Most of the scholars agreed, however, that American culture has undermined dictatorships all over the world. Irving Kristol, a conservative scholar, said it has a “wonderfully corrosive effect on all totalitarian and strongly authoritarian regimes.”
“The spirit of this culture is profoundly individualist, almost anarchic in fact, and crosses the grain of all collectivist societies. The spirit of this culture is also profoundly hedonistic, placing the emphasis on individual appetites and desires as self-defined and, therefore, hostile to any authoritative, political definition of `needs’ that takes priority over individually defined appetites and desires.”
As far as Americans are concerned, one thing is for sure: Getting away from it all will never be the same.

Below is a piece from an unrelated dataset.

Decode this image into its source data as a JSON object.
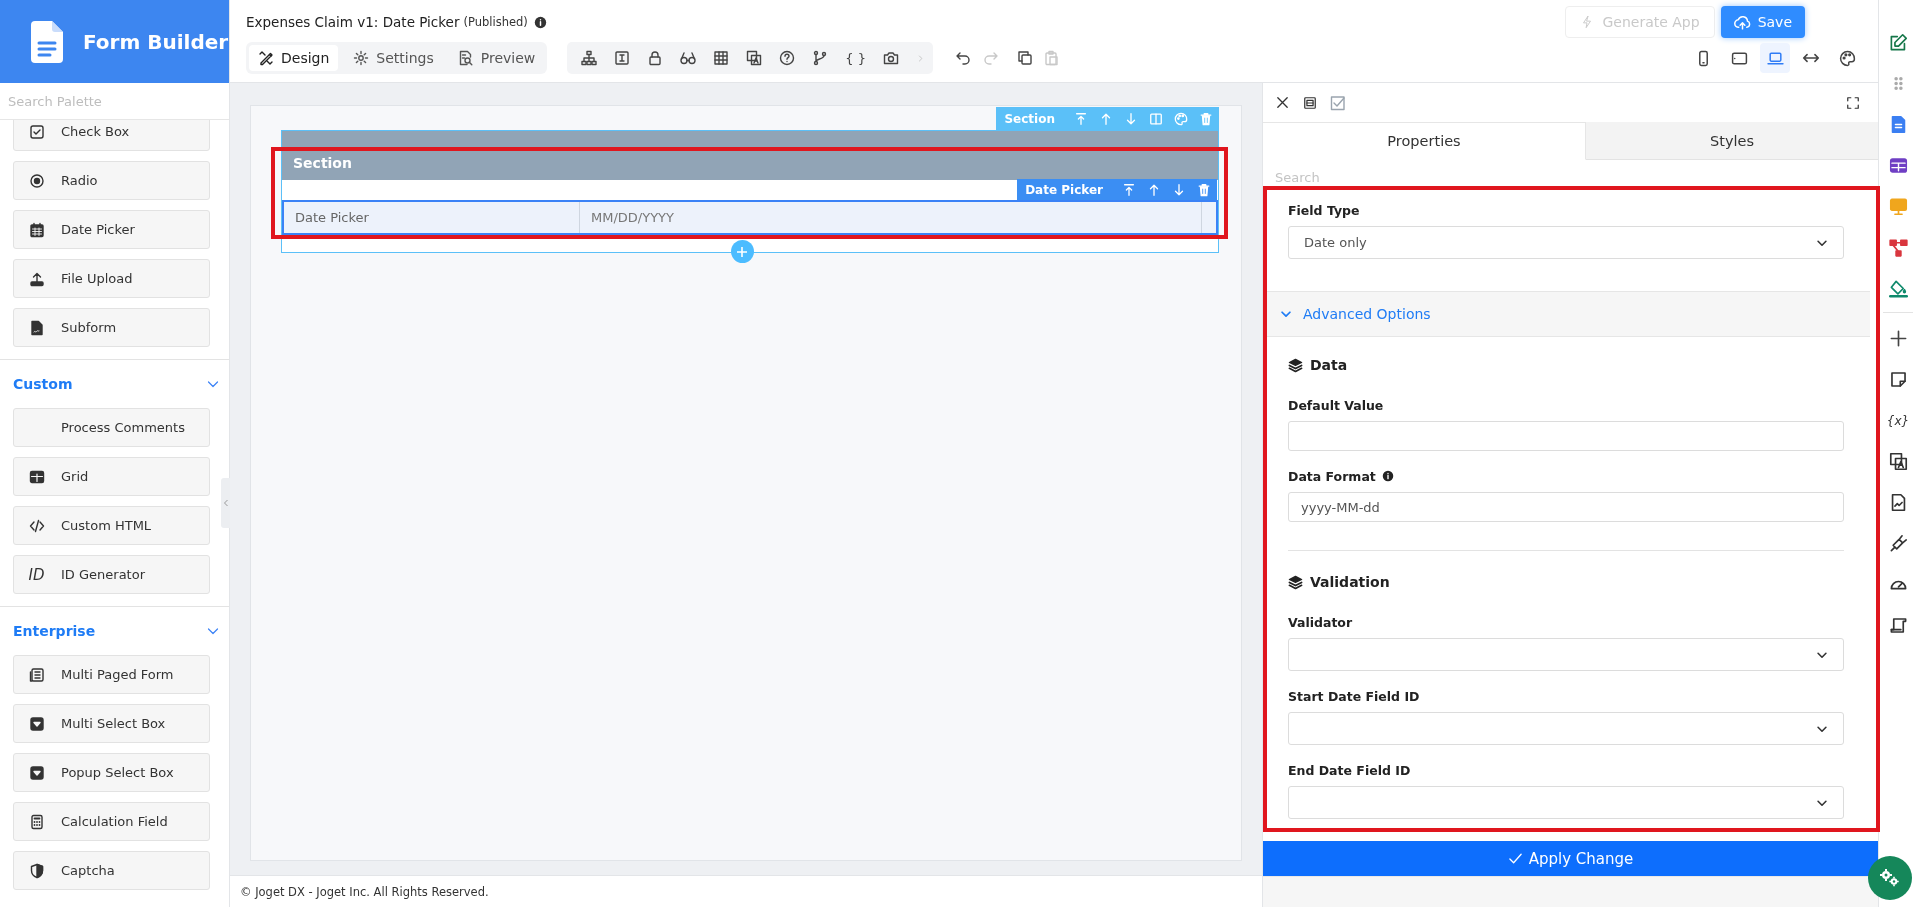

For no matter where one goes, no matter what precautions one must take-patches against seasickness, chloroquinine pills against malaria-there is no escaping the United States of America. Those who travel in pursuit of diversity keep running smack into the omnipresence of our own culture, and so much of the romance of world travel has vanished.
Oh, the Thai kid in the Lindenhurst High School sweatshirt in Bangkok? Before I could detain him further, he ducked into a movie theater. It was showing “Terminator II.”